A Hard Pill To Swallow broke new ground by turning polluted water into a new type of medicine, and helped change the debate and the laws in an entire country - and potentially the world.
Hyderabad in India is the world’s biggest manufacturing site for medicine. More than 50% of India’s global exports of medicine are produced here, and make up the major share of medicine imported to the US, Europe and Sweden – our home market. Due to lack of environmental oversight, many factories in Hyderabad still dump their waste straight into nature. Which means the medicine we take for our health in Sweden and other wealthy countries is actively making people sick and polluting the environment in parts of the world struggling with bigger inequalities. In 2019, Sweden’s biggest privately owned pharmacy Apotek Hjärtat, decided to do something about it.
We collected 100 liters of water near the pharmaceutical factories in Hyderabad in collaboration with Sweden’s most outstanding laboratories, RISE (Research Institutes of Sweden). We then
analyzed the water and extracted the active substances, resulting in a completely new kind of medicine: Sordidum Pharmacum - a deadly cocktail extracted from pharma polluted water.
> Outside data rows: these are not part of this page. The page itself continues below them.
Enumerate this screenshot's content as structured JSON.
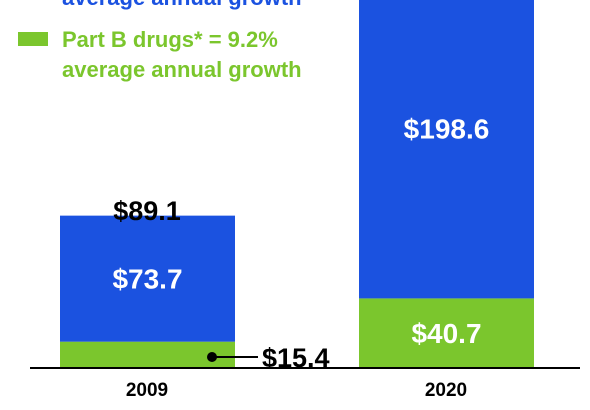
{
  "chart_data": {
    "type": "bar",
    "stacked": true,
    "categories": [
      "2009",
      "2020"
    ],
    "series": [
      {
        "key": "partB",
        "legend_line1": "Part B drugs* = 9.2%",
        "legend_line2": "average annual growth",
        "color": "#7bc62d",
        "values": [
          15.4,
          40.7
        ],
        "labels": [
          "$15.4",
          "$40.7"
        ]
      },
      {
        "key": "partD",
        "legend_line1": "",
        "legend_line2": "average annual growth",
        "color": "#1b52e0",
        "values": [
          73.7,
          198.6
        ],
        "labels": [
          "$73.7",
          "$198.6"
        ]
      }
    ],
    "totals": [
      "$89.1",
      ""
    ],
    "axis_color": "#000000"
  }
}
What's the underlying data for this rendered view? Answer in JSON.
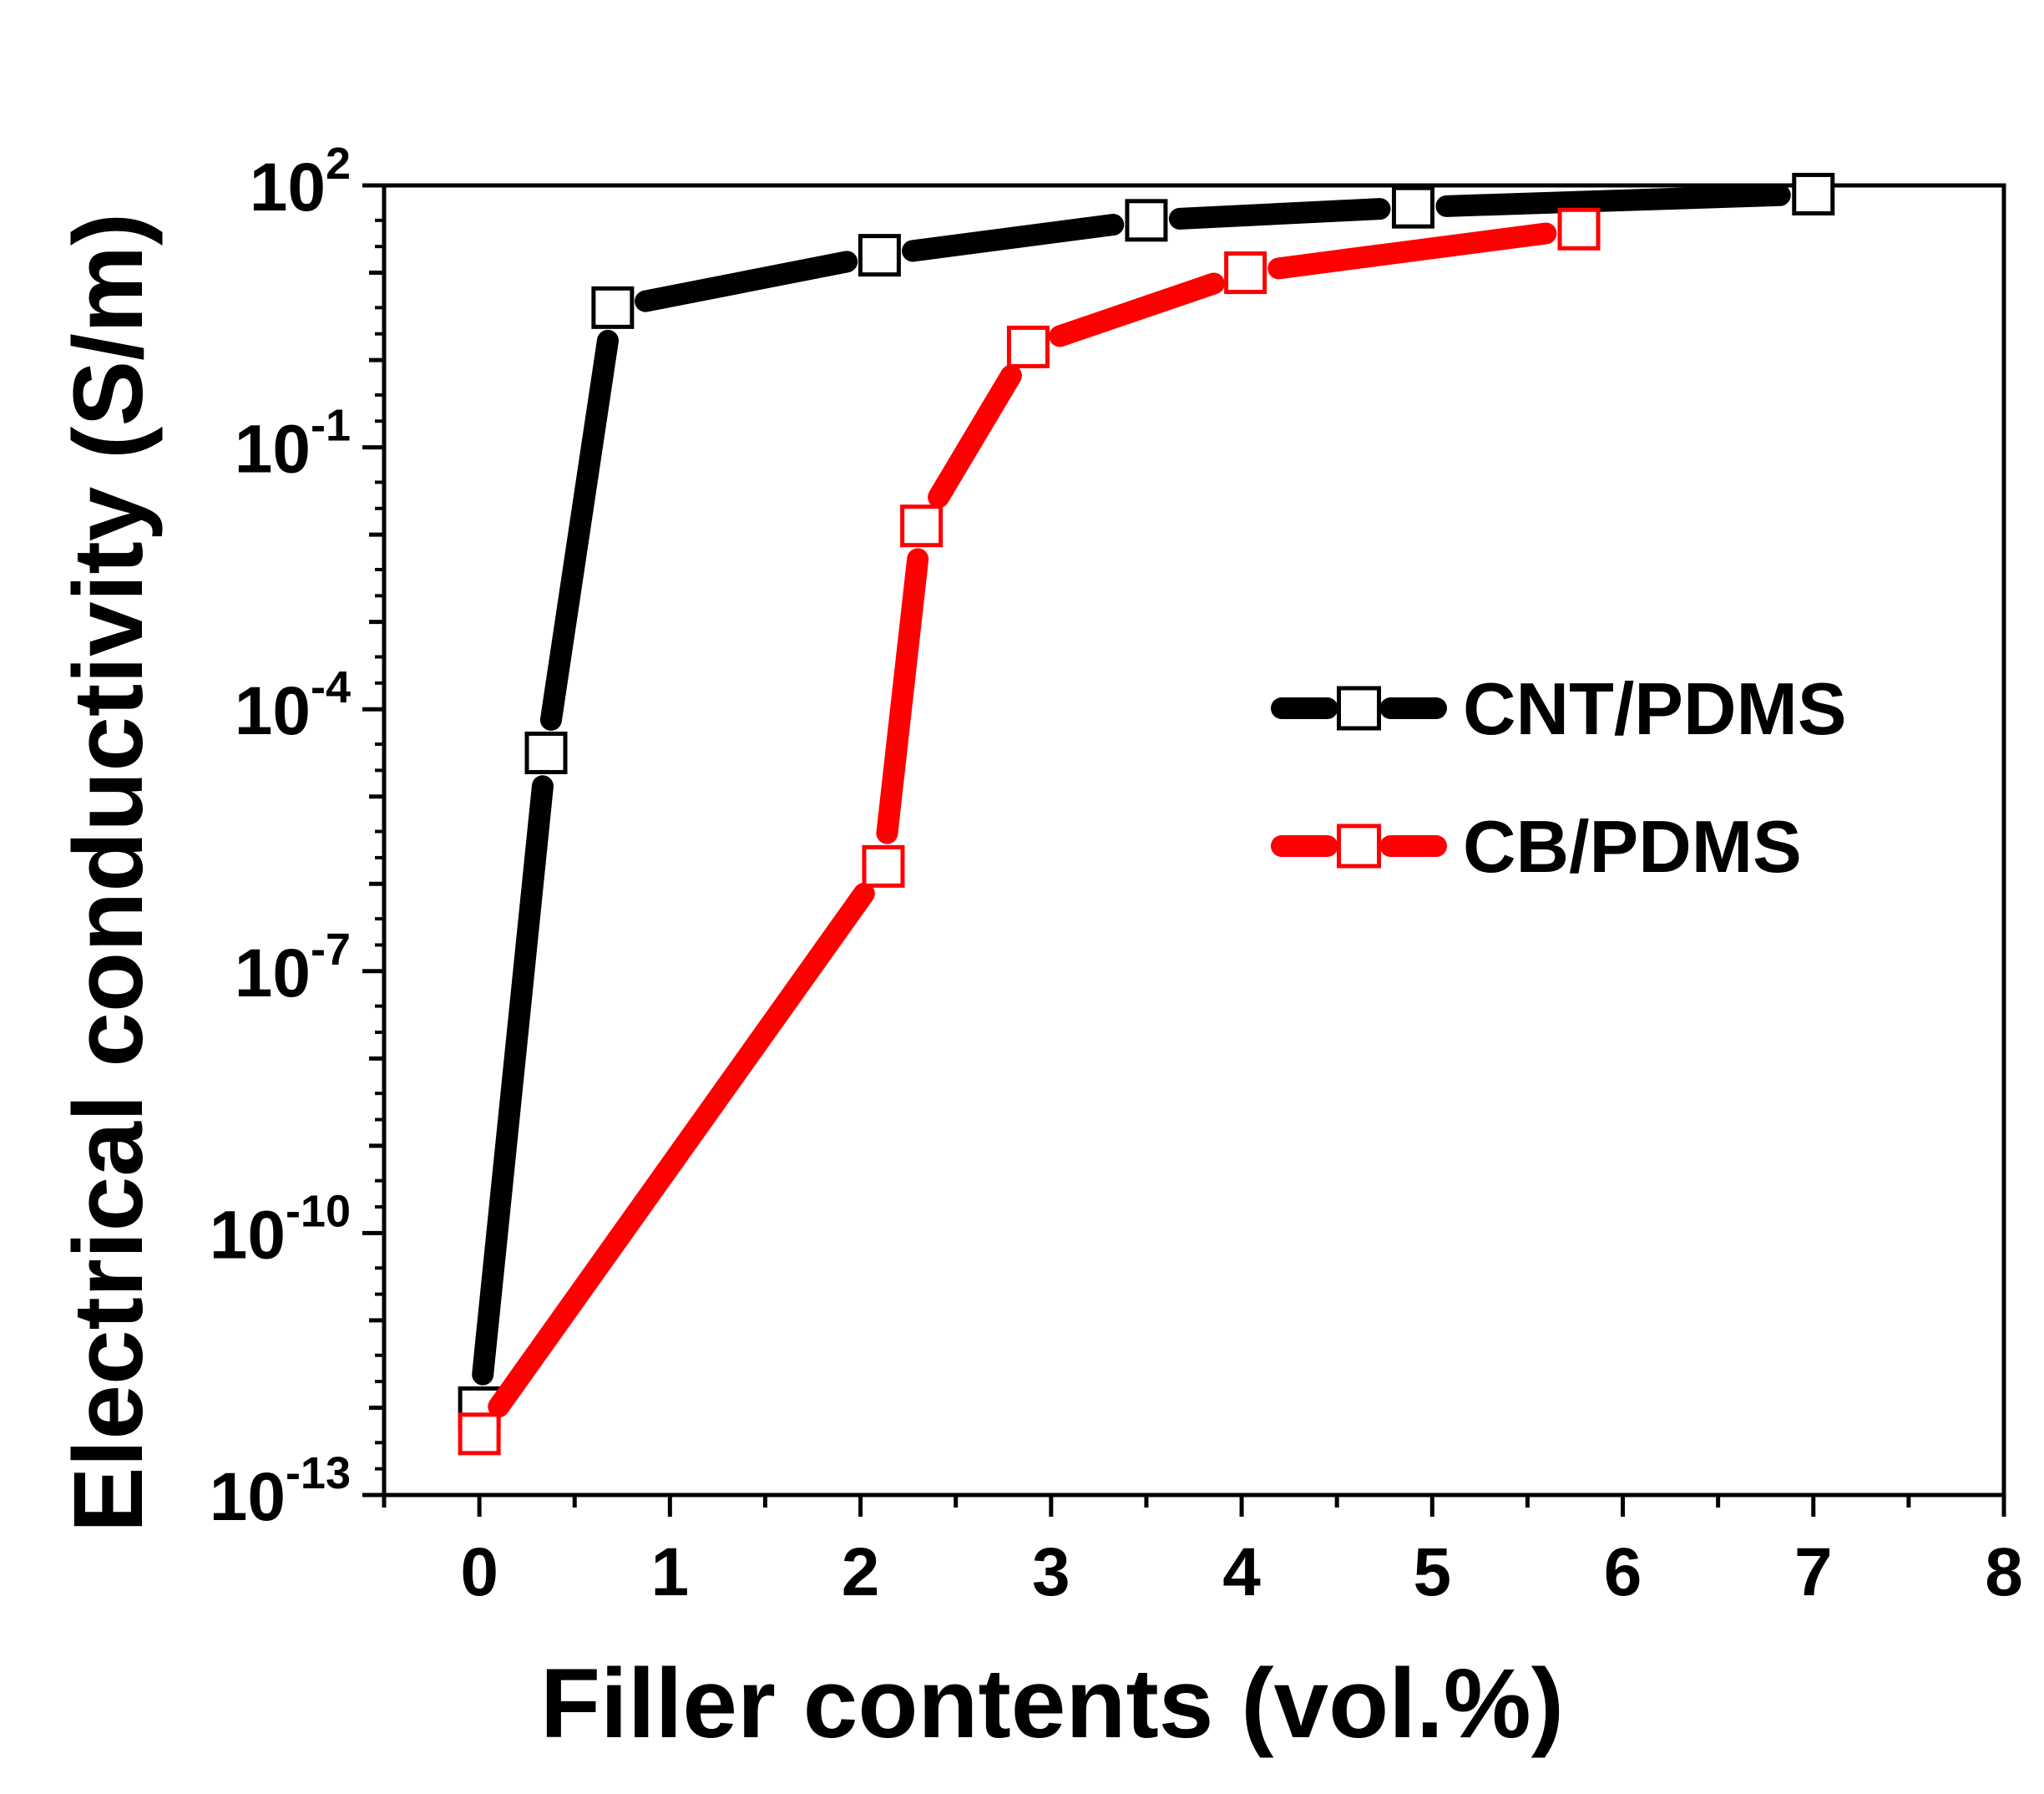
{
  "chart_data": {
    "type": "line",
    "title": "",
    "xlabel": "Filler contents (vol.%)",
    "ylabel": "Electrical conductivity (S/m)",
    "xlim": [
      -0.5,
      8
    ],
    "ylim_exp": [
      -13,
      2
    ],
    "y_scale": "log",
    "x_ticks": [
      {
        "value": 0,
        "label": "0"
      },
      {
        "value": 1,
        "label": "1"
      },
      {
        "value": 2,
        "label": "2"
      },
      {
        "value": 3,
        "label": "3"
      },
      {
        "value": 4,
        "label": "4"
      },
      {
        "value": 5,
        "label": "5"
      },
      {
        "value": 6,
        "label": "6"
      },
      {
        "value": 7,
        "label": "7"
      },
      {
        "value": 8,
        "label": "8"
      }
    ],
    "y_ticks": [
      {
        "exp": 2,
        "base": "10",
        "sup": "2"
      },
      {
        "exp": -1,
        "base": "10",
        "sup": "-1"
      },
      {
        "exp": -4,
        "base": "10",
        "sup": "-4"
      },
      {
        "exp": -7,
        "base": "10",
        "sup": "-7"
      },
      {
        "exp": -10,
        "base": "10",
        "sup": "-10"
      },
      {
        "exp": -13,
        "base": "10",
        "sup": "-13"
      }
    ],
    "legend_position": "right-middle",
    "series": [
      {
        "name": "CNT/PDMS",
        "color": "#000000",
        "marker": "open-square",
        "x": [
          0,
          0.35,
          0.7,
          2.1,
          3.5,
          4.9,
          7.0
        ],
        "log10_y": [
          -12.0,
          -4.5,
          0.6,
          1.2,
          1.6,
          1.75,
          1.9
        ]
      },
      {
        "name": "CB/PDMS",
        "color": "#ff0000",
        "marker": "open-square",
        "x": [
          0,
          2.12,
          2.32,
          2.88,
          4.02,
          5.77
        ],
        "log10_y": [
          -12.3,
          -5.8,
          -1.9,
          0.15,
          1.0,
          1.5
        ]
      }
    ]
  }
}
The new ”medicine” was used in an integrated campaign (print, TVC, OOH, SoMe) that aimed to open the eyes of the general public in order to put pressure on politicians in Sweden and the EU. We sent the pills to politicians together with a medication package insert that states what we found in the water, what the effects are, and what we wanted to be done; adding sustainability as a criteria in the procurement of pharmaceuticals on a nationwide level. We also invited all Swedish pharmacies to join us in launching the world’s first label for sustainable pharmaceuticals.
The campaign received heavy coverage in Swedish news, was seen by 1/3 of the population, drove 1 in 10 Swedes to visit the campaign site and generated 10 000 downloads of the report. Back in India, it was covered by the world’s second largest English newspaper - The Times of India. But more importantly, it changed things.
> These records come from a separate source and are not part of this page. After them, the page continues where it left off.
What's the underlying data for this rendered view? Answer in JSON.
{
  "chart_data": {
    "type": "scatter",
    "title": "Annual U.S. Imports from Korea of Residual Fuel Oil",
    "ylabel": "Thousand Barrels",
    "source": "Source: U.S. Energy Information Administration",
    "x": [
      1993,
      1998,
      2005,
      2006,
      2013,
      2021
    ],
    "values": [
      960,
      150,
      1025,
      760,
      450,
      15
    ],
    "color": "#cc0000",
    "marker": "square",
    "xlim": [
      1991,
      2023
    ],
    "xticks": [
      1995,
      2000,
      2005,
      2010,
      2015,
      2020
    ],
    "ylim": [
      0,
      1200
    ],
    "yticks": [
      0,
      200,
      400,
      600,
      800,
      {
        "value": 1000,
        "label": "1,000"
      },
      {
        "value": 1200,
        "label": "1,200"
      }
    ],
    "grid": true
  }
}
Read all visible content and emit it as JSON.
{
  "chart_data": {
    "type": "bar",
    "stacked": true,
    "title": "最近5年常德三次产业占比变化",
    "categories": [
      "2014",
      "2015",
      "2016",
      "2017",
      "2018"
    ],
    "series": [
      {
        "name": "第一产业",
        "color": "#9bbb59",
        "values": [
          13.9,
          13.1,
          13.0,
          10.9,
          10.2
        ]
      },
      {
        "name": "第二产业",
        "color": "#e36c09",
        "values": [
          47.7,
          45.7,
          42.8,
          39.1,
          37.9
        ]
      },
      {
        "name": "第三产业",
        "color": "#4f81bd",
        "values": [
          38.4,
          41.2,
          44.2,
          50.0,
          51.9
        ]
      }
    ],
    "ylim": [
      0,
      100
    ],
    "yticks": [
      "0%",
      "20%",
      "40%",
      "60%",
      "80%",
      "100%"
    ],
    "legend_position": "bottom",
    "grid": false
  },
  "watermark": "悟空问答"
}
The campaign led to all major Swedish pharmacies launching a shared label for sustainable pharmaceuticals, based on Apotek Hjärtats original label. Two of the world’s largest pharmaceutical companies have contacted Apotek Hjärtat to see what they need to change to receive the label.
A new law will soon be passed in the Swedish parliament demanding stricter environmental criteria when procuring pharmaceuticals. By turning pollution into a pill we made the problem
real enough for people to react and politicians to act, and revealed the problems hidden under the surface of the pharmaceutical world.